Kiev annuncia un corridoio umanitario per le navi del grano nel Mar Nero

Da quando la Russia di Putin si è ritirata dall'accordo stipulato lo scorso anno i prezzi degli alimenti sono tornati a salire. Ora l'Ucraina prova a far ripartire le consegne ma resta il rischio di attacchi da parte di Mosca

L'Ucraina ha annunciato che un nuovo "corridoio umanitario" temporaneo nel Mar Nero è entrato in funzione e che le prime navi dovrebbero utilizzarlo entro pochi giorni. Oleh Chalyk, portavoce della marina ucraina, ha dichiarato a Reuters che il corridoio sarà utilizzato dalle navi commerciali bloccate nei porti ucraini del Mar Nero e per il trasporto di grano e prodotti agricoli. "Il corridoio sarà molto trasparente, metteremo delle telecamere sulle navi e ci sarà una trasmissione per mostrare che si tratta di una missione puramente umanitaria e che non ha scopi militari", ha detto Chalyk.

In un comunicato, la Marina ha affermato che le rotte sono già state proposte direttamente all'Organizzazione marittima internazionale (Imo). Le rotte sarebbero "principalmente utilizzate per le navi civili che si trovano nei porti ucraini di Chornomorsk, Odessa e Pivdenny dall'inizio dell'invasione su larga scala da parte della Russia il 24 febbraio 2022". "Le navi i cui proprietari/capitani confermano ufficialmente di essere pronti a navigare nelle condizioni attuali saranno autorizzate a passare attraverso le rotte", si legge nel comunicato. Rimane però il rischio di mine e la minaccia militare della Russia. "La gente vuole maggiori dettagli sul canale di navigazione temporaneo ucraino annunciato oggi, perché non può funzionare se la Russia non si impegna concretamente a non attaccare le navi", ha detto un commerciante di cereali tedesco alla Reuters.
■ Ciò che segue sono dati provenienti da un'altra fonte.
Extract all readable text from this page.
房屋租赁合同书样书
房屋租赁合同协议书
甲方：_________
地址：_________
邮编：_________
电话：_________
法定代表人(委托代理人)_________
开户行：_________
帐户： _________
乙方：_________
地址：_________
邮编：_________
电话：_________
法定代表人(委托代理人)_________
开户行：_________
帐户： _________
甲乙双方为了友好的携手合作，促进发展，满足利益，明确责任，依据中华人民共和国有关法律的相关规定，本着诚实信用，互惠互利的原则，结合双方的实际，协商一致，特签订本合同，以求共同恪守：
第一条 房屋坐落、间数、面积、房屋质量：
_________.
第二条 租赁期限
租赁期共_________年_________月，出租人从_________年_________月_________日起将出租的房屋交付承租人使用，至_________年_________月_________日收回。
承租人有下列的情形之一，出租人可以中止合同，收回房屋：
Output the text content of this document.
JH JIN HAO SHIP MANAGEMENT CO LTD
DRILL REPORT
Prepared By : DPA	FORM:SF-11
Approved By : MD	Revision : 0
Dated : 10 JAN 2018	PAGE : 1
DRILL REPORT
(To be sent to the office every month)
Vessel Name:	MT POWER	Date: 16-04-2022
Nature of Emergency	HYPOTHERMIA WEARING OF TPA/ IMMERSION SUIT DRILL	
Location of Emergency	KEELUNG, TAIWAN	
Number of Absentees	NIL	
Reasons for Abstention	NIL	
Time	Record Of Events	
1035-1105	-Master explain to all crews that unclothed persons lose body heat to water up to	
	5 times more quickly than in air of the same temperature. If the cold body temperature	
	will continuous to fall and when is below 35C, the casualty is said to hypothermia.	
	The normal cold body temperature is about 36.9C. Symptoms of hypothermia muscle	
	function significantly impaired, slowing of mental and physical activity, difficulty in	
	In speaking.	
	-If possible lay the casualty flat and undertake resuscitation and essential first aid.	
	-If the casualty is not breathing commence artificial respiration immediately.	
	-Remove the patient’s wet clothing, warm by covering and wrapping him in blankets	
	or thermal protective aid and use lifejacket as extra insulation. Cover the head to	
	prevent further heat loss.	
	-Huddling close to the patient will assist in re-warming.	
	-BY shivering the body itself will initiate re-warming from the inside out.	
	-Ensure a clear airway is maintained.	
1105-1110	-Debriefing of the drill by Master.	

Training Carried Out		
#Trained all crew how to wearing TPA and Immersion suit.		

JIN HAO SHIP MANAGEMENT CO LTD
Mosca lo scorso 17 luglio ha deciso di porre fine alla sua partecipazione a un accordo che aveva permesso all'Ucraina di esportare il suo grano via mare nonostante il blocco navale della Federazione, mettendo fine al patto che aveva contribuito a mantenere stabili i prezzi dei prodotti alimentari a livello mondiale. L'accordo era stato mediato nel luglio 2022 dalle Nazioni Unite e dalla Turchia per contribuire ad alleviare la crisi alimentare globale in seguito all'invasione iniziata il 24 febbraio dello scorso anno. Dopo che il Paese guidato da Vladimir Putin ha abbandonato l'accordo, ha iniziato a colpire i porti ucraini e le infrastrutture cerealicole sul Mar Nero e sul Danubio, facendo impennare i prezzi globali del grano. I funzionari ucraini affermano che Mosca ha colpito 26 strutture portuali, cinque navi civili e 180mila tonnellate di grano solo nei primi nove giorni dalla rottura del patto.

I porti ucraini sul Danubio, come Izmail, rappresentavano circa un quarto delle esportazioni di grano prima che la Russia si ritirasse dall'accordo, e da allora sono diventati la principale via d'uscita, con il grano inviato via fiume su chiatte al porto rumeno di Costanza sul Mar Nero per essere spedito in seguito da lì. L'obiettivo di Kiev è che le navi internazionali vadano direttamente ai suoi porti danubiani e carichino direttamente, mentre Mosca dice che tratterà le navi dirette ai porti marittimi ucraini come potenziali obiettivi militari.